Gli esperti spiegano che i casi di Naegleria fowleri stanno diventando più visibili a causa del riscaldamento delle acque e di test migliori; vengono suggerite semplici precauzioni per la prevenzione.

Perché aumentano i casi di 'ameba mangia-cervello'? L'avvertimento degli esperti su acque calde e lavaggi nasali

La Naegleria fowleri, nota soprattutto come “ameba mangia-cervello”, è un organismo che può trovarsi in acque dolci calde e che, entrando nel corpo attraverso il naso, può raggiungere il cervello causando una grave infezione. Sebbene il numero di casi sia ancora molto basso, gli esperti affermano che le infezioni segnalate in diverse regioni negli ultimi anni devono essere monitorate con attenzione.

Jordan, il figlio undicenne di Steve Smelski, originario della Florida (USA), è deceduto nel 2014, pochi giorni dopo aver nuotato in una sorgente termale naturale durante una vacanza in Costa Rica. Il processo, iniziato con mal di testa e vomito, è progredito con allucinazioni e convulsioni; quando i medici hanno chiarito la natura della malattia, l'infezione aveva già causato gravi danni al cervello.

La causa della morte di Jordan è stata registrata come meningoencefalite amebica primaria (PAM), causata dalla Naegleria fowleri. Poiché questo quadro clinico può assomigliare ai sintomi della meningite nelle fasi iniziali, la diagnosi può subire ritardi. Descrivendo la malattia del figlio, Smelski ha sottolineato la rapidità del processo dicendo: “Prima di allora non aveva alcun problema. Era completamente sano”.

PERCHÉ I CASI SI VERIFICANO IN NUOVE REGIONI?

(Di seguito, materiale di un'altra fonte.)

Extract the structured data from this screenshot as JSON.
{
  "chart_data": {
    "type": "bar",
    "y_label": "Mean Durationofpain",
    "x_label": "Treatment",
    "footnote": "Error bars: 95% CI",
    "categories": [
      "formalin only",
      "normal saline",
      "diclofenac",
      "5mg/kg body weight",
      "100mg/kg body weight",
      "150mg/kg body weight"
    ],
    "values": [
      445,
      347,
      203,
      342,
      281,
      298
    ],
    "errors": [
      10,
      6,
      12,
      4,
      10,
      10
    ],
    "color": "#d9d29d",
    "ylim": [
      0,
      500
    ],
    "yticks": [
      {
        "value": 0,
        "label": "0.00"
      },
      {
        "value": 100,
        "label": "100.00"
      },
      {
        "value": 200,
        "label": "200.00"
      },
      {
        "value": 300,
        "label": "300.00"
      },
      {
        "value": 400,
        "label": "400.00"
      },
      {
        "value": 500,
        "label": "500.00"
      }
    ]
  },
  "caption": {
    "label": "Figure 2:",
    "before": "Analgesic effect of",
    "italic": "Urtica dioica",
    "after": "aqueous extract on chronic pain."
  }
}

La segnalazione di oltre 200 infezioni da Naegleria fowleri in India nel 2025 è stata considerata la più grande epidemia registrata a livello mondiale. Mentre in precedenza si affermava che il numero totale di casi su scala globale fosse inferiore a 500, il continuo emergere di nuovi casi in India negli ultimi mesi ha attirato l'attenzione dei ricercatori.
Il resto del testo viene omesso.